El cuento por su autor
Me gusta pensar que el cuentista tiene cabeza de embudo. Del cúmulo de vivencias captadas por los sentidos, lo que ve, lo que siente y escucha, obtiene algunos elementos pregnantes, cargados de sentido. Materia prima dispuesta a trabajar. Del mismo modo que una de las leyes del sueño, la mente de embudo opera por condensación. De modo que los elementos seleccionados, tienen una múltiple, rica y vasta subrogación. Dependerá de la pericia y oficio del cuentista sacarles el jugo.
La segunda operación necesaria, emula también la segunda ley onírica: el desplazamiento, la capacidad de poner a operar esos elementos simbólicos obtenidos, sometiéndolos a combinaciones, alternancias y deformaciones (tanto como amerite), con el fin de construir una historia de valor literario.
En este sentido, en el origen hay dos elementos centrales constitutivos en este cuento. El primero, la pantalla de una lámpara de pie en la casa de una amiga devota de la Virgen de San Nicolás. Cada 25 de septiembre ella compraba un pasaje a esa ciudad hasta lo que fue el campito y más tarde el templo inaugurado en 1995. Para cuando el Vaticano aprobó como ciertas las apariciones en 2016, mi amiga ya era atea. Pero eso es otra historia.

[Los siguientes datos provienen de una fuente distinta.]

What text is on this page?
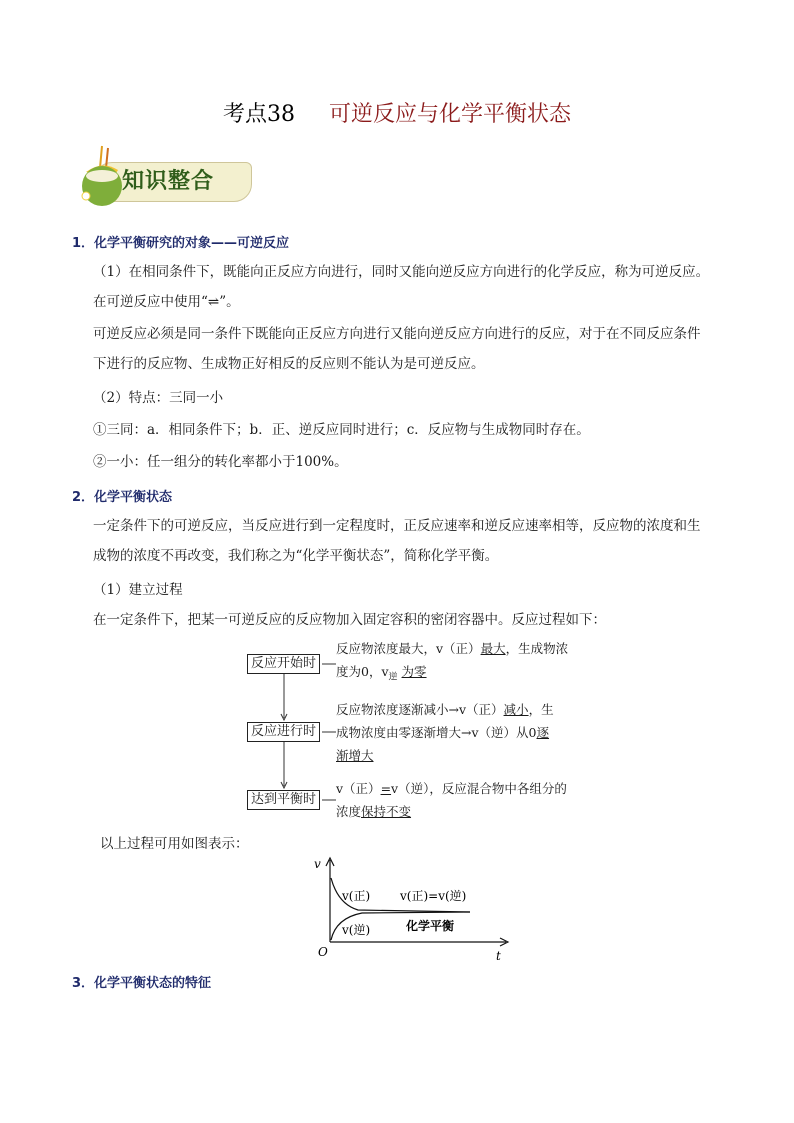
考点38 可逆反应与化学平衡状态
知识整合
1．化学平衡研究的对象——可逆反应
（1）在相同条件下，既能向正反应方向进行，同时又能向逆反应方向进行的化学反应，称为可逆反应。
在可逆反应中使用“⇌”。
可逆反应必须是同一条件下既能向正反应方向进行又能向逆反应方向进行的反应，对于在不同反应条件
下进行的反应物、生成物正好相反的反应则不能认为是可逆反应。
（2）特点：三同一小
①三同：a．相同条件下；b．正、逆反应同时进行；c．反应物与生成物同时存在。
②一小：任一组分的转化率都小于100%。
2．化学平衡状态
一定条件下的可逆反应，当反应进行到一定程度时，正反应速率和逆反应速率相等，反应物的浓度和生
成物的浓度不再改变，我们称之为“化学平衡状态”，简称化学平衡。
（1）建立过程
在一定条件下，把某一可逆反应的反应物加入固定容积的密闭容器中。反应过程如下：
反应开始时
反应进行时
达到平衡时
反应物浓度最大，v（正）最大，生成物浓
度为0，$v_逆$ 为零
反应物浓度逐渐减小→v（正）减小，生
成物浓度由零逐渐增大→v（逆）从0逐
渐增大
v（正）=v（逆），反应混合物中各组分的
浓度保持不变
以上过程可用如图表示：
v
t
O
v(正)
v(逆)
v(正)=v(逆)
化学平衡
3．化学平衡状态的特征
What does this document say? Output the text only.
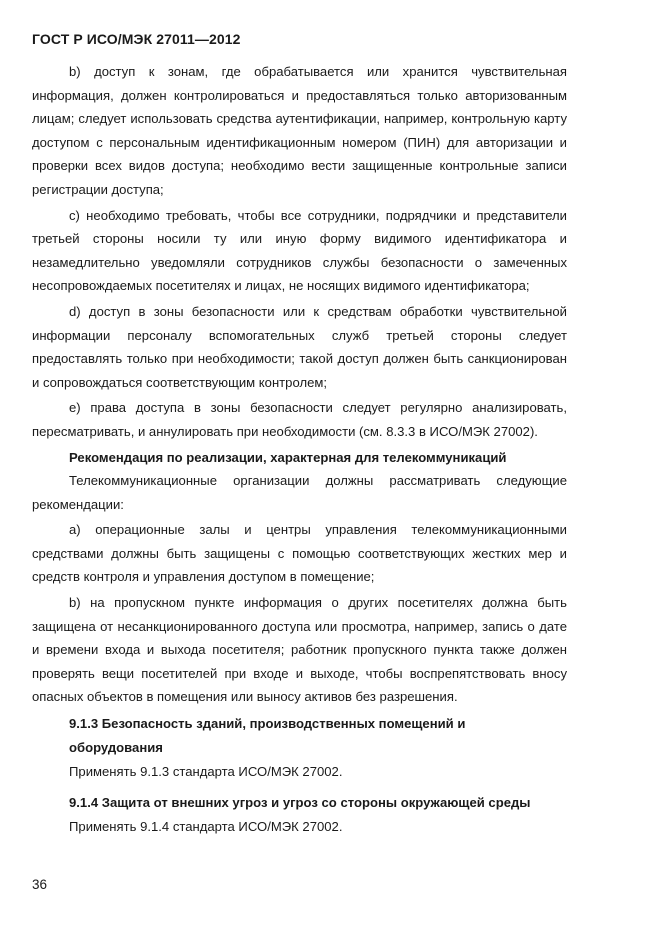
ГОСТ Р ИСО/МЭК 27011—2012

b) доступ к зонам, где обрабатывается или хранится чувствительная информация, должен контролироваться и предоставляться только авторизованным лицам; следует использовать средства аутентификации, например, контрольную карту доступом с персональным идентификационным номером (ПИН) для авторизации и проверки всех видов доступа; необходимо вести защищенные контрольные записи регистрации доступа;

с) необходимо требовать, чтобы все сотрудники, подрядчики и представители третьей стороны носили ту или иную форму видимого идентификатора и незамедлительно уведомляли сотрудников службы безопасности о замеченных несопровождаемых посетителях и лицах, не носящих видимого идентификатора;

d) доступ в зоны безопасности или к средствам обработки чувствительной информации персоналу вспомогательных служб третьей стороны следует предоставлять только при необходимости; такой доступ должен быть санкционирован и сопровождаться соответствующим контролем;

е) права доступа в зоны безопасности следует регулярно анализировать, пересматривать, и аннулировать при необходимости (см. 8.3.3 в ИСО/МЭК 27002).

Рекомендация по реализации, характерная для телекоммуникаций

Телекоммуникационные организации должны рассматривать следующие рекомендации:

а) операционные залы и центры управления телекоммуникационными средствами должны быть защищены с помощью соответствующих жестких мер и средств контроля и управления доступом в помещение;

b) на пропускном пункте информация о других посетителях должна быть защищена от несанкционированного доступа или просмотра, например, запись о дате и времени входа и выхода посетителя; работник пропускного пункта также должен проверять вещи посетителей при входе и выходе, чтобы воспрепятствовать вносу опасных объектов в помещения или выносу активов без разрешения.

9.1.3 Безопасность зданий, производственных помещений и
оборудования
Применять 9.1.3 стандарта ИСО/МЭК 27002.
9.1.4 Защита от внешних угроз и угроз со стороны окружающей среды
Применять 9.1.4 стандарта ИСО/МЭК 27002.
36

El otro elemento germen fue la pregnancia emocional que dejó en mí la primera lectura (porque vendrán otras en diferentes momentos de la vida) del cuento “La última noche” de James Salter, donde una mujer enferma de cáncer terminal pide a su marido y a una amiga que la ayuden a morir.
Hay también retazos de memoria: el granito de una casa funeraria, la médium invitada a un streaming, aquella heladera doble puerta de una familia rica. El trabajo con ellos fue procurar darle a ese ínfimo valor, un valor novedoso, entramándolos para que aporten contenido. Porque al final, lo único que importa es que la historia funcione y eso requiere traicionar las circunstancias a favor de la historia.
Dos metros bajo tierra
Cuando Mariela ya no se levantó de la cama empecé a acompañar a Rolo a esa casa. La primera vez, ni bien entramos, señaló la lámpara del comedor con la M de María, un trazo amarronado similar a una quemadura de cigarrillo, sobre la tulipa de tela. Después se metió por el pasillo hacia la habitación de ella, pero antes cerró la puerta divisoria. Era un pacto tácito, no debíamos pasar ese límite. Así que yo lo esperaba en el sofá del playroom donde él dormía cuando se quedaba a cuidarla; un lugar de revista, con baño, kitchenette y un home theatre, prácticamente un departamento de lujo. Los padres de Mariela eran de los pudientes de la ciudad, más que un apellido, una carta de presentación. Para nosotros, pibes de barrio, la estadía en esa mansión a la vista de nadie, eran vacaciones pagas. Salvando las circunstancias.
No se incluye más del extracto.